7 июня (26 мая). Воскресенье. Папа было вчера лучше. Днями бывает хорошо, днями плохо: замечают вялость, сонливость, слабость, равнодушие, онемение пальцев здоровой руки, нарушение управления движениями. Я поймал себя в гадком чувстве: как бы с нетерпением, с жадностью ловишь каждое известие о новом угрожающем признаке. Два года назад мы не сомневались в близости конца, но время шло, мало-помалу мы привыкли к новому порядку вещей. В зиму с 89 на 90 год появились некоторые тревожные признаки. Я опять ждал конца, как освобождения. Затем здоровье Папа, по-видимому, улучшилось, последняя зима прошла очень хорошо. И вот опять являются опасения, и я не могу отделаться от гадкого, нетерпеливого чувства: когда же это кончится?
28 июня (16 июня). Воскресенье. Всю прошлую неделю стояла чудесная погода, жаркая и тихая. Земля высохла и просит дождя. Барометр постепенно падает со среды 12-го, а дождя все не было. Вчера с утра уже было очень жарко; в течение дня надвигались тучи, казалось, разразится гроза, но пронесло мимо. Во многих местностях России жалуются на засуху и опасаются голода... Днем читал в «Русской старине» воспоминания об Александре II-м и дневник академика Никитенки. Очень любопытно. Он описывает борьбу немцев с русскими и мне знакомую отчасти. Но теперь в академии перевес остается за последними. Не могу приписать этого себе - само время берет свое и немцы уступают.
12 июля (30 июня). Павловск.Пятница. 28. Я здесь третий день. В пятницу войскам был дан отдых и никаких занятий не производили. Все утро я провел в лагере и уехал в Павловск в 12, чтобы поспеть туда к завтраку. Дорогой обогнал солдатика: издали вижу красный воротник и думаю: наш или Московского полка? Оказался преображенец, отпущенный в Павловск. Я велел ему сесть на козлы и подвез. Он оказался молодой солдат 12-й роты Афанасий Степанов и собирался в Павловск к брату на похороны матери. Суббота. 29. У меня в кабинете чудесно пахнет живыми розами, особенно вечером. Это навело меня на мысль стихотворения, которое, верно, не удастся, так как я не в ударе сочинять.
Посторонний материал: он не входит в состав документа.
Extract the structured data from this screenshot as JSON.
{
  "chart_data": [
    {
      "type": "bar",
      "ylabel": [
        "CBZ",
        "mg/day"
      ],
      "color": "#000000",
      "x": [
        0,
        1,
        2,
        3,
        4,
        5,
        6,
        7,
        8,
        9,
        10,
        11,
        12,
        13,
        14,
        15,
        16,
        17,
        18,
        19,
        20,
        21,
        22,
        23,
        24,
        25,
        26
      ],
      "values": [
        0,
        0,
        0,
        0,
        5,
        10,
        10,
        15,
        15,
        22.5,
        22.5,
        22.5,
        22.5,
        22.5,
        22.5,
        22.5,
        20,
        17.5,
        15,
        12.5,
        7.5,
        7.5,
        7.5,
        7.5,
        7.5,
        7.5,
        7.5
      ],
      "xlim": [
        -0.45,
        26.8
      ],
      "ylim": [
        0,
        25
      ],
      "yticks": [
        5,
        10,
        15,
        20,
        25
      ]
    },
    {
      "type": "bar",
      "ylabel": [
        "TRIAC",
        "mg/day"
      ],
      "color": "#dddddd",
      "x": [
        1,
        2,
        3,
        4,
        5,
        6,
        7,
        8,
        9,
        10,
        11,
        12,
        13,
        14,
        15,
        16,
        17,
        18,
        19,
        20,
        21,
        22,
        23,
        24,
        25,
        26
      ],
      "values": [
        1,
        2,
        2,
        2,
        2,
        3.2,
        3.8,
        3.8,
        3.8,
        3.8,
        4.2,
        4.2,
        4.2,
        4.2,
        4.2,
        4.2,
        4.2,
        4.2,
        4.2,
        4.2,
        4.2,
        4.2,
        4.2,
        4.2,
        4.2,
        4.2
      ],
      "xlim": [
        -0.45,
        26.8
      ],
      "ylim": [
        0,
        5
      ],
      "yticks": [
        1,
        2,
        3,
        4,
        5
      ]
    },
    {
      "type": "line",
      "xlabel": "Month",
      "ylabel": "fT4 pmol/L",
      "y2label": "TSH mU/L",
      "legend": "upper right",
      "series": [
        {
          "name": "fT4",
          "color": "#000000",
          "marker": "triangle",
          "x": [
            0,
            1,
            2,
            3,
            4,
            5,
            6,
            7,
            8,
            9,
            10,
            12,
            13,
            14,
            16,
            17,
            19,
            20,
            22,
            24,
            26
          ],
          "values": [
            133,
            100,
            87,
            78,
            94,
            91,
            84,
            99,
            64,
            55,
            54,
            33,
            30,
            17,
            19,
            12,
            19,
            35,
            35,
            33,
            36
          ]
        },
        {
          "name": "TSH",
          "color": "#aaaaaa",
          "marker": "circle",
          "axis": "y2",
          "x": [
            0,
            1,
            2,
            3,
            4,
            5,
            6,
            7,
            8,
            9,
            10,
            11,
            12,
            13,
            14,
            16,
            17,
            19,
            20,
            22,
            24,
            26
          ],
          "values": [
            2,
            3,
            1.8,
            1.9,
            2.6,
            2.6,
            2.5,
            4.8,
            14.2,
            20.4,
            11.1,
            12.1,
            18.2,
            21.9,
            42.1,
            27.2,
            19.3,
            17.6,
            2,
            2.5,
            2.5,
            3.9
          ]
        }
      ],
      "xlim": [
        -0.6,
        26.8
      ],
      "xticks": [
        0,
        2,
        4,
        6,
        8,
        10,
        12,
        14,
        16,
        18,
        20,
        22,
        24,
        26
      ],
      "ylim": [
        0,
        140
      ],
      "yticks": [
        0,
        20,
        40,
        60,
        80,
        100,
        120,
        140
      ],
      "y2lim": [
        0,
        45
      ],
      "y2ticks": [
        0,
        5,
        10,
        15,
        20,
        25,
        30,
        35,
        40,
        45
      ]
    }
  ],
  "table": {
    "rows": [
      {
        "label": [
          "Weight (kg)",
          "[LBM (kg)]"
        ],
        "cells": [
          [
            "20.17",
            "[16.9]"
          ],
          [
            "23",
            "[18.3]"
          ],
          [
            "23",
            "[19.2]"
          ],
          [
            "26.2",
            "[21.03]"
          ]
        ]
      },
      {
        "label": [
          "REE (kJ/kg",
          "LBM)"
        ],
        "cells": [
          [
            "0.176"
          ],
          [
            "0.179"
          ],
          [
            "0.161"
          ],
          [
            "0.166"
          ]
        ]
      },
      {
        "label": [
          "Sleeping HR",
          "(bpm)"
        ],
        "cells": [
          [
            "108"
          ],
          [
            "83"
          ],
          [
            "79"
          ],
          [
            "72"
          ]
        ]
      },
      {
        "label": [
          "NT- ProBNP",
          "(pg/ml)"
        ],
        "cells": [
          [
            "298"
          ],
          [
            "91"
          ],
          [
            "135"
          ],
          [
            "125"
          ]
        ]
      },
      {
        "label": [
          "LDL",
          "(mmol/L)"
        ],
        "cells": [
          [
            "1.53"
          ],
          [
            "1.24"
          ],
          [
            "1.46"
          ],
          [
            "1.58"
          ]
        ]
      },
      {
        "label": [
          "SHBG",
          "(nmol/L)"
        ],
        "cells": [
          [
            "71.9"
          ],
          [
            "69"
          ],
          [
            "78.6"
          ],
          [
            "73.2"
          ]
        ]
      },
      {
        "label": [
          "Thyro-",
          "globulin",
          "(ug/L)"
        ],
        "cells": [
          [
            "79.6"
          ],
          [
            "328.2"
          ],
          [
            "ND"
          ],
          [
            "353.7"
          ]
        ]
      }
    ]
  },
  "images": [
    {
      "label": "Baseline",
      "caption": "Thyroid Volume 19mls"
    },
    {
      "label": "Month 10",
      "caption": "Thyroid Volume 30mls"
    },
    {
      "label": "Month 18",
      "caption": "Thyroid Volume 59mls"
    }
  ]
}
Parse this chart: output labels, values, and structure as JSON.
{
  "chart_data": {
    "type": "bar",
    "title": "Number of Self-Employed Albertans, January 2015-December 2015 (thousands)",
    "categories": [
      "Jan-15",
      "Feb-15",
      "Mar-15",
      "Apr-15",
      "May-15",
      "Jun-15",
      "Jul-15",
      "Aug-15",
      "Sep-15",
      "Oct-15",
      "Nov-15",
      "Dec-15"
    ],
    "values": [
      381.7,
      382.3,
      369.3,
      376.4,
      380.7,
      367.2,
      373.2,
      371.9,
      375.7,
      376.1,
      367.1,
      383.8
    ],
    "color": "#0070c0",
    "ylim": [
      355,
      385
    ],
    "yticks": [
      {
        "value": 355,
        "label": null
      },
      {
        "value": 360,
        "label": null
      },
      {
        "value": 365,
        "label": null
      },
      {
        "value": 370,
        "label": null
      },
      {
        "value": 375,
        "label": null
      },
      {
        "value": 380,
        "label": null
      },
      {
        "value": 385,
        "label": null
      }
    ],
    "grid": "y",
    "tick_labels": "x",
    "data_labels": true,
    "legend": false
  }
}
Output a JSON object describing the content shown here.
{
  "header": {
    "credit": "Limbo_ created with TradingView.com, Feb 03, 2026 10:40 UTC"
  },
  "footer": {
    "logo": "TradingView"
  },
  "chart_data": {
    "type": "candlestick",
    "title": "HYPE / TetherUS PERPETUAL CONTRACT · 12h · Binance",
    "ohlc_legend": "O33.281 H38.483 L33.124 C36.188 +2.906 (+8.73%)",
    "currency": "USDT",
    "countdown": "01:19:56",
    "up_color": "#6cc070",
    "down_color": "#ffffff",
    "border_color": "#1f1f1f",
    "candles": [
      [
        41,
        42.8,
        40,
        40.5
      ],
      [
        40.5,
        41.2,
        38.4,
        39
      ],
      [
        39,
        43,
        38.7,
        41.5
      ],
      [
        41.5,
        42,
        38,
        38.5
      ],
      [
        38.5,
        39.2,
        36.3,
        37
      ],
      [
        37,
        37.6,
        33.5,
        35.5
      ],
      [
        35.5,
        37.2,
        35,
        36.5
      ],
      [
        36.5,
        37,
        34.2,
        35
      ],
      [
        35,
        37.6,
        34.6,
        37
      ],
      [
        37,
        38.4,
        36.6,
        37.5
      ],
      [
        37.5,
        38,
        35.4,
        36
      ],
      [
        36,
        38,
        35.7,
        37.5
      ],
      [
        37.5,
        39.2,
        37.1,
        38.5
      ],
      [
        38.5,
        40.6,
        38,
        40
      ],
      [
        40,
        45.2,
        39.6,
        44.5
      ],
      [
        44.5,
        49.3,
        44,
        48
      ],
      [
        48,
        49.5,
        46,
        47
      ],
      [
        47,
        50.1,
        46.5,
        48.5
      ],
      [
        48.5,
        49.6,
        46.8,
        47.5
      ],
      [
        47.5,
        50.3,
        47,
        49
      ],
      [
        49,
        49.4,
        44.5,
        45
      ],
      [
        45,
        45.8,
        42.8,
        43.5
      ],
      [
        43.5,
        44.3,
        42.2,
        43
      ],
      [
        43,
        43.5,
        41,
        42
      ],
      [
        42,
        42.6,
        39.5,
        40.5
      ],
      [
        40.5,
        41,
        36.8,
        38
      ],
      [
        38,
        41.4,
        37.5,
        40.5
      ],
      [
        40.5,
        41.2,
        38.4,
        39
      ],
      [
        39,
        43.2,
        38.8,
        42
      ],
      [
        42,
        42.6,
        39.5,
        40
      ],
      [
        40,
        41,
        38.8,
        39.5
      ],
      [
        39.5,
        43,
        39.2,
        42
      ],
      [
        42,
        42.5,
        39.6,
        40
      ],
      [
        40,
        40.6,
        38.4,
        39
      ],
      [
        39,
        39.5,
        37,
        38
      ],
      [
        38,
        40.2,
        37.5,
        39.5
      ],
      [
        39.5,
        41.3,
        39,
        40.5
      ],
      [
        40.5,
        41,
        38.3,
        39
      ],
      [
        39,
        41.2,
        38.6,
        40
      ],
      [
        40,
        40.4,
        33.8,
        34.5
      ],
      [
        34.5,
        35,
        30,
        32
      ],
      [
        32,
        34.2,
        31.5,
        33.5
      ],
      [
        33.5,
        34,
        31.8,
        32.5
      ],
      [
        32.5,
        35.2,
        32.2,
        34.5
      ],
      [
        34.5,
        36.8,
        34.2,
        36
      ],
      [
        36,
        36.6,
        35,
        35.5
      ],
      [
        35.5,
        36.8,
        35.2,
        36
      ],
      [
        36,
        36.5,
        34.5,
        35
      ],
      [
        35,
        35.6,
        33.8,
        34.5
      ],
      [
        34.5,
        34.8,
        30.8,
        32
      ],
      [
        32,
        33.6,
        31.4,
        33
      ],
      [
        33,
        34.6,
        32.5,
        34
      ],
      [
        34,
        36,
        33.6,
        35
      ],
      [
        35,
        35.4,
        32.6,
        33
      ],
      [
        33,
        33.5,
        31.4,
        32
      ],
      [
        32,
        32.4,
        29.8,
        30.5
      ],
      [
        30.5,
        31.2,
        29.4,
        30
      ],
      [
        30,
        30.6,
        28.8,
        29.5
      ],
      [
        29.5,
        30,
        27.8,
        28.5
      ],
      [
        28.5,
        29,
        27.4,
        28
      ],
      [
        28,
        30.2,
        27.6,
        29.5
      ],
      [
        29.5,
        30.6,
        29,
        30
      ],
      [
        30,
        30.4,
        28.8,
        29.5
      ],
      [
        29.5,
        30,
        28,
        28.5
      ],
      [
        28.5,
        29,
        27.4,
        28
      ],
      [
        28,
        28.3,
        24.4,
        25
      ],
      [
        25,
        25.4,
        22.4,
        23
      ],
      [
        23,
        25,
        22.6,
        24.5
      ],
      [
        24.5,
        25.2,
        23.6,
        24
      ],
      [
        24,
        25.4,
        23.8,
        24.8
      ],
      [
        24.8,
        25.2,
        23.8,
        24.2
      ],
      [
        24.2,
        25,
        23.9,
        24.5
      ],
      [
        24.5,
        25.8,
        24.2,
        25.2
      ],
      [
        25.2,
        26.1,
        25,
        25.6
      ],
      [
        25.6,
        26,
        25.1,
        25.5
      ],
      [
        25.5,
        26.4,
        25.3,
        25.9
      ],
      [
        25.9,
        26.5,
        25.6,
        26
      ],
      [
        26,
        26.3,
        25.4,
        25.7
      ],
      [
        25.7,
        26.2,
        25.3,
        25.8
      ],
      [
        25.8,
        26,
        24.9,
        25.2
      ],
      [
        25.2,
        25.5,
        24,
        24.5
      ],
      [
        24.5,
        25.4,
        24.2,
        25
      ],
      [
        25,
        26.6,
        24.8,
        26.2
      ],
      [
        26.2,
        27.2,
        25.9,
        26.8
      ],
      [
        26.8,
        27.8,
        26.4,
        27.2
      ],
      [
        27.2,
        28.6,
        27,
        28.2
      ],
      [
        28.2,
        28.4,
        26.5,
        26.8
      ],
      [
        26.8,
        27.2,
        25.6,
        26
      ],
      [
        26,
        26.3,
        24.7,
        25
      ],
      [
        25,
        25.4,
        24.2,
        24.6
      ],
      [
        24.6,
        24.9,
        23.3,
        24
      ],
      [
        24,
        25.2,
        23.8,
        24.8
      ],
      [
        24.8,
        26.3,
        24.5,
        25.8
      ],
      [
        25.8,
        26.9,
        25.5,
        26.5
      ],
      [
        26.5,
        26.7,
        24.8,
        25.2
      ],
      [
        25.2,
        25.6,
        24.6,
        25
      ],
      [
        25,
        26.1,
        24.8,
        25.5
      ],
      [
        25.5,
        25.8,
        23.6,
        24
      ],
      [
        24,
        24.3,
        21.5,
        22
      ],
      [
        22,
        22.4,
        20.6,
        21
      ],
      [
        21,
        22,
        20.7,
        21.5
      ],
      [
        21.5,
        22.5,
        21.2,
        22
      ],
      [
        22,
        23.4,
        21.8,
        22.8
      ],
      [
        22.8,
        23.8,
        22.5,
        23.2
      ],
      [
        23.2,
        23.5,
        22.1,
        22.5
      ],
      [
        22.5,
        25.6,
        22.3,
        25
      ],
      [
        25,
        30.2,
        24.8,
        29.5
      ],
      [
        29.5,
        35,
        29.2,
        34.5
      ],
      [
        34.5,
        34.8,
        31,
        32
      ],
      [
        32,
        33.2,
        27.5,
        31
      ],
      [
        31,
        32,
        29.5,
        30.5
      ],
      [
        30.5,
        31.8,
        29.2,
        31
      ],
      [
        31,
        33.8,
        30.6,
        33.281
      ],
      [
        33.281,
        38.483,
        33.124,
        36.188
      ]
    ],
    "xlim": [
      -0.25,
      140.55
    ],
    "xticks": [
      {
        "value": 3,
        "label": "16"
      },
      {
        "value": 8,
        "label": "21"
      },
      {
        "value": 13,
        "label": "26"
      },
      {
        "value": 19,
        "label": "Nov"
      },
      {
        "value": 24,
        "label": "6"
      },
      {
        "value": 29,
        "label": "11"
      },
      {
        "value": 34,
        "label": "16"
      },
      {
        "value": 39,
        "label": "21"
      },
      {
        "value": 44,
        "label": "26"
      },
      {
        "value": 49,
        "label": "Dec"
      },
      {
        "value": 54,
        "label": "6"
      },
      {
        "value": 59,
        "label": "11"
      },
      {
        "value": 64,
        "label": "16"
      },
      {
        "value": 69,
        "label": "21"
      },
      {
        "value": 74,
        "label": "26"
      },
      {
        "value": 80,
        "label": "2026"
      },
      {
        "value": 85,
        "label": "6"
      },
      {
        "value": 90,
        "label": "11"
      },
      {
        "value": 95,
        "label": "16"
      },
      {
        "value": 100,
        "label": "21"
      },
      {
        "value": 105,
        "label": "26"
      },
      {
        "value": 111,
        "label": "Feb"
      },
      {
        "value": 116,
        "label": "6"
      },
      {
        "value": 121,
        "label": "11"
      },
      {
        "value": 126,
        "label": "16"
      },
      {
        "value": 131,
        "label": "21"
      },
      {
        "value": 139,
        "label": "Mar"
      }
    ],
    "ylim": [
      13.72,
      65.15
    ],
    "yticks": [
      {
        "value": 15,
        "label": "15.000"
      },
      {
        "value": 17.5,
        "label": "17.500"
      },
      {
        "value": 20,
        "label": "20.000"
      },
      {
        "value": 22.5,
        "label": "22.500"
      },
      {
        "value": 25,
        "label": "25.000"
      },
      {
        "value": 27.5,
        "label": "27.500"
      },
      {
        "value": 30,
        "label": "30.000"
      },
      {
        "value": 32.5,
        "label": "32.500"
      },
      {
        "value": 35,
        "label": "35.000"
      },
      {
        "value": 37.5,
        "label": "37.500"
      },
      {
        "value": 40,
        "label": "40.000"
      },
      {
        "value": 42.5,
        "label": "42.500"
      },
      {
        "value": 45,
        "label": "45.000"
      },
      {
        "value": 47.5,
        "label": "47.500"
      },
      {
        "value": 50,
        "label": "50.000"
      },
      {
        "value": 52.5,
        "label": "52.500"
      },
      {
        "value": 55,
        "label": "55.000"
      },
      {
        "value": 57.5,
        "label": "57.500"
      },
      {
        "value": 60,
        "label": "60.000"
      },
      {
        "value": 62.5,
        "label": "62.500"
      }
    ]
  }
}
16 июля (4 июля). Лагерь. Главное, владеющее мною чувство - cознание моей неудовлетворительности как командира отдельной части. Главные мои недостатки: ограниченность силы воли и настойчивости, неумение быть твердым, строгим и последовательным, неуверенность, шаткость и нерешительность. Все эти слабые стороны не могли так выступить наружу, пока я только командовал ротой. Но с расширением власти эти недостатки могут породить дурные плоды, и я опасаюсь, что через некоторое время моя несостоятельность будет замечена. Как я ни дорожу доброй славой, как ни приятно мне слушать о себе лестные отзывы, я не себя пожалею, когда обнаружатся мои недостатки, а полк, который я, весьма вероятно, испорчу и распущу. Среда. 3. Штабы суетятся. Только и разговору, что про переход полка в Петергоф и про парад, предстоящий 8 июля по случаю имеющего исполниться 25-летия со дня вступления в командование полком Государя.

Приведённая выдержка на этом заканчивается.